The internet is slower than expected; there is wifi but it's often dial up speed.  I have a room at the end of the hall with two windows which is great for ventilation but not great for internet.  The program isn't quite what we expected; I don't think it ever will be.  Of course it gets hyped up, trying to get people to go, but sometimes I feel like it has been hyped too much.  First they tell you you will have lots of free time, then they say you are always busy.  In actuality it's a mix of both.  When we have to go to events in the evenings or lectures it's busier, but we actually end up having a lot of free time during the week. There's not a lot to do in Tunapuna besides shopping and for a single white girl, I can't really travel without a companion.  I mean, I'm sure I could, but it wouldn't be very safe.

When they say there is every culture food in Trinidad that is a lie.  There is roti which is good and doubles which I could eat for every meal the rest of my life.  There is Trini food which is lots of stewed chicken and pigs/chicken/ox feet/tail/random body part.  We have a joke that if it moves, a Trini will eat it.  They have a large Indian culture but that doesn't mean you will find Indian food like tikka masala or vegetable korma or anything.  They don't have many sit down restaurants here.  No Thai food either! Aubrey and I are longing for peanut sauce.  At least I can cook italian food easily. Boneless skinless chicken breast is really expensive here; Trinis like their meat on the bone.

Things I miss: My family, Daniel, my cat, doughnuts, pad tai, indian food (an actual meal), stores with everything you need in one place, not sleeping with a mosquito net, italian food...mostly everyone here misses food!

Today was the first day it's been cloudy all day; it's the best!  There's a cool breeze coming in my window all the time and when it rains it cools it down even more.  I'd hazard it might even be 75 right now--pure heaven.
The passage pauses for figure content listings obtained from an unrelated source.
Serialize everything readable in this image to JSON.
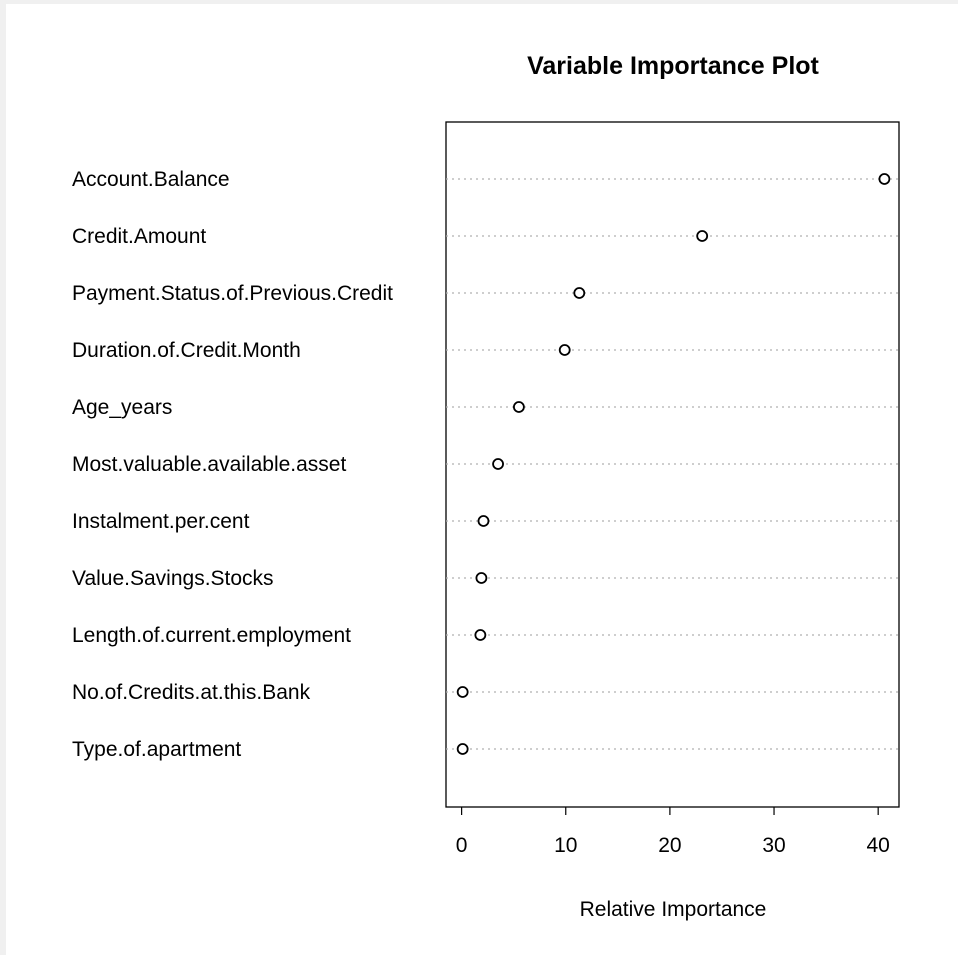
{
  "chart_data": {
    "type": "scatter",
    "title": "Variable Importance Plot",
    "xlabel": "Relative Importance",
    "ylabel": "",
    "xlim": [
      -1.5,
      42.0
    ],
    "xticks": [
      "0",
      "10",
      "20",
      "30",
      "40"
    ],
    "grid": "horizontal dotted lines",
    "categories": [
      "Account.Balance",
      "Credit.Amount",
      "Payment.Status.of.Previous.Credit",
      "Duration.of.Credit.Month",
      "Age_years",
      "Most.valuable.available.asset",
      "Instalment.per.cent",
      "Value.Savings.Stocks",
      "Length.of.current.employment",
      "No.of.Credits.at.this.Bank",
      "Type.of.apartment"
    ],
    "values": [
      40.6,
      23.1,
      11.3,
      9.9,
      5.5,
      3.5,
      2.1,
      1.9,
      1.8,
      0.1,
      0.1
    ]
  }
}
Registering at school was a mess; most people changed their classes from what they first picked so there was a ton of going back and forth to professors and trying to get signatures and registration codes for classes. We are still trying to get financial clearance so we can get our IDs, it took a week or two to even get the codes to register for classes.  Everyone swears that the school system is better than it has been, but it's a far cry from PLU!

Things are slow right now, they are supposed to keep picking up as we get closer to Carnival March 3-4th.